For her part, Fiorina is siding with the hard-liners in her party who want to see a veto showdown with Obama, who has said he will reject any attempt to take away Planned Parenthood’s funding.

“This is about the character of our nation,” she said at the debate, receiving some of the most vigorous applause of the night. “And if we will not stand up and force President Obama to veto this bill, shame on us.”

Democrats said voters should not be confused about what Fiorina is really saying.

“You do that and the government shuts down. Plain and simple,” said Rep. Debbie Wasserman Schultz of Florida, chairwoman of the Democratic National Committee. “She is indistinguishable, other than her gender, from her counterparts on that stage.”

Democrats also exposed a flaw in Fiorina’s debate comments about the undercover videos of Planned Parenthood that have led to the calls to eliminate its funding. She dared the president and Clinton to watch the tapes, saying, “Watch a fully formed fetus on the table, its heart beating, its legs kicking while someone says we have to keep it alive to harvest its brain.”

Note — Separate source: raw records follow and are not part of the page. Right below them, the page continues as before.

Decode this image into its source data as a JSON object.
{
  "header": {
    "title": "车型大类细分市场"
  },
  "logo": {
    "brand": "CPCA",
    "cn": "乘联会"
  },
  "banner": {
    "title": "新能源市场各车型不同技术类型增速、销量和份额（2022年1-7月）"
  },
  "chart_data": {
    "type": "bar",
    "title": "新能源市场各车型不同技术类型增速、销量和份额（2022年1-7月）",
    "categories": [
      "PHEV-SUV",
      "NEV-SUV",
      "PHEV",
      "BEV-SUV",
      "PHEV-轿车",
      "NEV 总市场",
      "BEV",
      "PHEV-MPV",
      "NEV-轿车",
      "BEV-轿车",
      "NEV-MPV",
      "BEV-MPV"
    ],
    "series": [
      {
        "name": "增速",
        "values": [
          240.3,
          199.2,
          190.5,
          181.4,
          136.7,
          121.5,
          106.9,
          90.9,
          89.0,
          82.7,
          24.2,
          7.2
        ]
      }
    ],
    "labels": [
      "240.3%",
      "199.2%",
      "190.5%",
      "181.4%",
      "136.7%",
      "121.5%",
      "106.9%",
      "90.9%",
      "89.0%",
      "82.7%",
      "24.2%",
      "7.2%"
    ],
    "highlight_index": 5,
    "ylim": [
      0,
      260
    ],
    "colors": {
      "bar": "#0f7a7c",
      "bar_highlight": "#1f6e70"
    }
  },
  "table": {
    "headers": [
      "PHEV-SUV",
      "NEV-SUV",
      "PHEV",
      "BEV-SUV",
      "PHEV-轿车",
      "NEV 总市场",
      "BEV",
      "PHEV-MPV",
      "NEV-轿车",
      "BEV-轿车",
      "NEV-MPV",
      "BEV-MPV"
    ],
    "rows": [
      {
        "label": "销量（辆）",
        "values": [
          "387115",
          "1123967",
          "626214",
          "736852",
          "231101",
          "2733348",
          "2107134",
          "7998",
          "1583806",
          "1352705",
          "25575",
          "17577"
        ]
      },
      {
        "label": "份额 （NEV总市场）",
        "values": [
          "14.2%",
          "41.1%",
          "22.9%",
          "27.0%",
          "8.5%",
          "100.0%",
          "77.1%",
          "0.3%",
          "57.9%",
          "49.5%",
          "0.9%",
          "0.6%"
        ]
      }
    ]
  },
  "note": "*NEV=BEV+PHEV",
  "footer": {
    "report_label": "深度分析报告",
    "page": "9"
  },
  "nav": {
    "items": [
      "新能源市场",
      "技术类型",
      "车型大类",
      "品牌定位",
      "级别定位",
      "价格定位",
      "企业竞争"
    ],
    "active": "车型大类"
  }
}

The video that Fiorina seems to be referring to does show a still image of a fetus being held outside the womb. But it is not seen squirming as Fiorina describes, nor is there any indication that it is about to have its brain removed.

With her social and fiscal conservatism, Fiorina would seem to be a good fit for a Republican nominating contest. A general election, however, is something some Democrats said they would welcome.

“She was Mitt Romney before Mitt Romney was Mitt Romney,” said Mark Mellman, the Democratic pollster who worked on the 2010 Senate race in which Sen. Barbara Boxer defeated Fiorina by 10 percentage points, in large part, by highlighting how as chief executive of Hewlett-Packard she had cut 30,000 jobs.

Fiorina not only lost that race 52 to 42 percent, she lost women too, getting only 39 percent of their votes, according to exit polls.